China's trade performance in May 2026 exceeded market expectations, with both exports and imports posting significant year-on-year gains despite ongoing disruptions from the Iran war [1]. According to official customs data, exports rose by 19.4% in U.S. dollar terms compared to the previous year, accelerating from a 14.1% increase in April and surpassing economists' forecast of 15% growth [1]. Imports also showed strong momentum, expanding by 27.4% in May, up from a 25.3% rise in April and beating the consensus estimate of 25% [1].
The surge in exports was largely attributed to robust global demand for AI-related and renewable-energy products, which helped offset the negative impact of the Middle East conflict [1]. Economists noted that overseas buyers rushed to secure supplies ahead of potential energy cost increases, but cautioned that this tailwind may be temporary as stockpiling momentum could fade [1]. On the import side, growth was concentrated in select categories such as semiconductor chips and gold, driven by higher input costs rather than broad-based demand, with Bank of America Global Research emphasizing that genuine trade rebalancing remains distant [1].

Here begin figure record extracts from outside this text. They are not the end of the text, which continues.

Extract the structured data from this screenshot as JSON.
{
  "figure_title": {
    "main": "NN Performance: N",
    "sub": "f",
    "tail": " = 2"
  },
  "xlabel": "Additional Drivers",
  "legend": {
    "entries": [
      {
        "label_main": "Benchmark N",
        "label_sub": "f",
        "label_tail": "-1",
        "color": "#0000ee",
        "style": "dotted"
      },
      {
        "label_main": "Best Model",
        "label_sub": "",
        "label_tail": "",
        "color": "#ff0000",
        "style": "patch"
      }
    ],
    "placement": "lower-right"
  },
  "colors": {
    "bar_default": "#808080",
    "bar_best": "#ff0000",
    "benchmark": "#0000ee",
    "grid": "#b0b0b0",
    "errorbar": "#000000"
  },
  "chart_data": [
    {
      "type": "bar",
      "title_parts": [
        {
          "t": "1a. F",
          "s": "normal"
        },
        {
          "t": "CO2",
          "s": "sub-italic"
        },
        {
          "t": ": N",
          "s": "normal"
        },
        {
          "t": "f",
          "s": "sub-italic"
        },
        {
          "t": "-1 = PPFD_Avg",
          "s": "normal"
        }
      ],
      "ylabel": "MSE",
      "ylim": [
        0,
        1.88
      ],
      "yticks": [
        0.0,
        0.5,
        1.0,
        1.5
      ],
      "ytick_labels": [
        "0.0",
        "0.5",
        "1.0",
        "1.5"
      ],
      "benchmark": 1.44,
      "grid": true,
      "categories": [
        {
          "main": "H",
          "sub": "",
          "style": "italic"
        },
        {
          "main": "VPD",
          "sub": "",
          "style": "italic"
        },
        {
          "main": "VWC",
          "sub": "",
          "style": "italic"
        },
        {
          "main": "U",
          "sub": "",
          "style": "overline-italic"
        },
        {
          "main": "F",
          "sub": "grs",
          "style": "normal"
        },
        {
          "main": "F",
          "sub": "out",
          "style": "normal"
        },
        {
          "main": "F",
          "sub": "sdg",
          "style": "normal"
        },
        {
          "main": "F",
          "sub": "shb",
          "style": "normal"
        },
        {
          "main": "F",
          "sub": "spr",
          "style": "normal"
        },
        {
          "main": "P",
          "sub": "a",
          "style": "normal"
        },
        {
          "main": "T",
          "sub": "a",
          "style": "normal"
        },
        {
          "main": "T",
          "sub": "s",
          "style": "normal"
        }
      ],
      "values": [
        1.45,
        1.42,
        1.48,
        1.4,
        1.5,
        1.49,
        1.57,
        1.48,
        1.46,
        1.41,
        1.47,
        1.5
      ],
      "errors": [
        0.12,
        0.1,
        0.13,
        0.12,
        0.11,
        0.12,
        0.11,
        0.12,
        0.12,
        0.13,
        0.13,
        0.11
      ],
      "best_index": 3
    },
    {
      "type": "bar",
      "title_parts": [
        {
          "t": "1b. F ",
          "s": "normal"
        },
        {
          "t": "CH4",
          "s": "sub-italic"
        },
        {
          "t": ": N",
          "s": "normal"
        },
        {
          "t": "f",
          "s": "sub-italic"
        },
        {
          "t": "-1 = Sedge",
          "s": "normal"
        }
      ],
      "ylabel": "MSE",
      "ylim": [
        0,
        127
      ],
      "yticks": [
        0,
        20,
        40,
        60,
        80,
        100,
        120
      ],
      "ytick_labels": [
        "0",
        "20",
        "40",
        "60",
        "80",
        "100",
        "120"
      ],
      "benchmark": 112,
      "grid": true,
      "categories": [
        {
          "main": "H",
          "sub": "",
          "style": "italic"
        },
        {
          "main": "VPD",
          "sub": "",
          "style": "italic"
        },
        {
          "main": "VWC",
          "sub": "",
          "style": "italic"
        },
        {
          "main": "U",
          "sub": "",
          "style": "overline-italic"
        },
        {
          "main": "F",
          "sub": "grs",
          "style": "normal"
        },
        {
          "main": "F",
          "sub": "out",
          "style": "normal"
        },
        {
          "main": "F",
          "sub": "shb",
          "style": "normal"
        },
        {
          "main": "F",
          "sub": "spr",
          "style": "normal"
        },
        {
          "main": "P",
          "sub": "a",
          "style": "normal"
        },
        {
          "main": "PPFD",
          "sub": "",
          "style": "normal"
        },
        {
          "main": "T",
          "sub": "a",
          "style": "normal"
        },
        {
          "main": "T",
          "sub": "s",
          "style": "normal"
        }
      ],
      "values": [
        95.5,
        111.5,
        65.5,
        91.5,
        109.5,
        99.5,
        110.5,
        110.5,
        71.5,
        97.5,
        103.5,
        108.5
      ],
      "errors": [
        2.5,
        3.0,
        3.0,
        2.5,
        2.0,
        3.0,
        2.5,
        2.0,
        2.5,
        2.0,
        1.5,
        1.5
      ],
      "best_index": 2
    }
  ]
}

Despite the strong trade data, China's domestic economy showed signs of weakness. Growth slowed across the board in April, with industrial production and retail sales posting their weakest gains in years, and the official manufacturing activity gauge in May slowed to 50, the threshold between expansion and contraction [1]. Economists, including Xiangrong Yu of Citi Bank, expect the AI boom to continue supporting production and trade, but anticipate that domestic demand will remain weak, with retail sales growth potentially falling to zero in May [1].
The labor market also remains under pressure, as manufacturing jobs continue to contract due to productivity gains from automation, according to Frederic Neumann of HSBC Bank [1]. Economists described China's current economic environment as a 'K-speed' growth paradigm, with strong performance in manufacturing and exports contrasting with persistent weakness in property markets and consumer spending [1].
CONCLUSION
China's May trade data highlights the resilience of its export sector, particularly in AI and technology, amid geopolitical disruptions. However, underlying domestic weaknesses and a fragile labor market suggest that the export-driven momentum may not be sustainable without a recovery in consumer demand.